Rwanda can in many ways be considered an atypical country in Africa and this is no different when you look at the social interactions between the people here. Whereas in many of the surrounding countries you will instantly get approached by random people, whether it be for good or less genuine intentions, in Rwanda you can find people to be much more on their own. They appear to be somewhat introvert and it is uncommon to be bothered on the street by people you don’t know, safe for the few street vendors (mostly selling airtime). One might think that people here are perhaps more accustomed to ‘muzungus’ (“white people”), but if you see how young children react to your presence and appearance, it can be concluded that the reason must lie elsewhere. Logically you think of the countries darkest page in history to see how perhaps social dynamics at that time have induced their behavior of today. This premise might be a bit too exhaustive to research deeper but I would like to highlight one aspect which I believe can contribute to this perceived social reticence.

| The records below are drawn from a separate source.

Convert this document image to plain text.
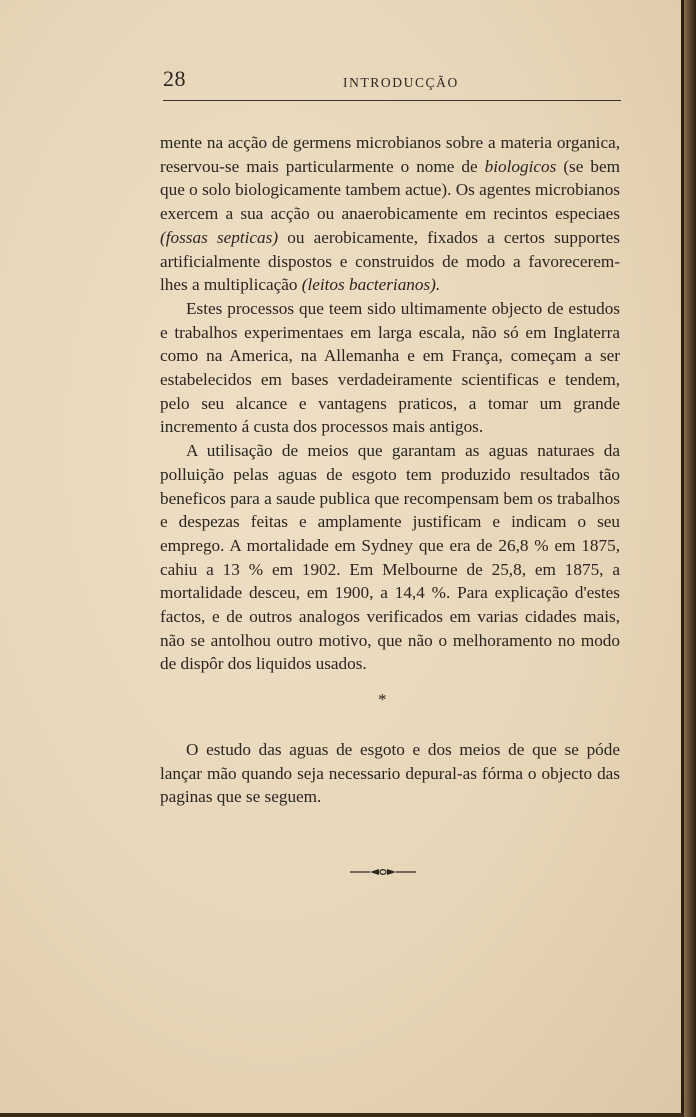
28	INTRODUCÇÃO

mente na acção de germens microbianos sobre a materia organica, reservou-se mais particularmente o nome de biologicos (se bem que o solo biologicamente tambem actue). Os agentes microbianos exercem a sua acção ou anaerobicamente em recintos especiaes (fossas septicas) ou aerobicamente, fixados a certos supportes artificialmente dispostos e construidos de modo a favorecerem-lhes a multiplicação (leitos bacterianos).

Estes processos que teem sido ultimamente objecto de estudos e trabalhos experimentaes em larga escala, não só em Inglaterra como na America, na Allemanha e em França, começam a ser estabelecidos em bases verdadeiramente scientificas e tendem, pelo seu alcance e vantagens praticos, a tomar um grande incremento á custa dos processos mais antigos.

A utilisação de meios que garantam as aguas naturaes da polluição pelas aguas de esgoto tem produzido resultados tão beneficos para a saude publica que recompensam bem os trabalhos e despezas feitas e amplamente justificam e indicam o seu emprego. A mortalidade em Sydney que era de 26,8 % em 1875, cahiu a 13 % em 1902. Em Melbourne de 25,8, em 1875, a mortalidade desceu, em 1900, a 14,4 %. Para explicação d'estes factos, e de outros analogos verificados em varias cidades mais, não se antolhou outro motivo, que não o melhoramento no modo de dispôr dos liquidos usados.

*

O estudo das aguas de esgoto e dos meios de que se póde lançar mão quando seja necessario depural-as fórma o objecto das paginas que se seguem.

It was when I visited Nairobi some weeks ago, that I noticed something is very different here. I didn’t notice it as first but all of a sudden it struck me. I was standing at the border of the immense city park, where people of all sorts had gathered. Kids were playing football, young women were having a chat on the grass and elder men were reading their newspaper. Even animation was provided for the smallest visitors; horse-riding, an ice-cream shop, a ‘tattoo’ parlor for kids and so on. I continued my walk, heading towards the center, and there I arrived at city square, where benches were many (and all occupied) and again some form of social interaction occurred.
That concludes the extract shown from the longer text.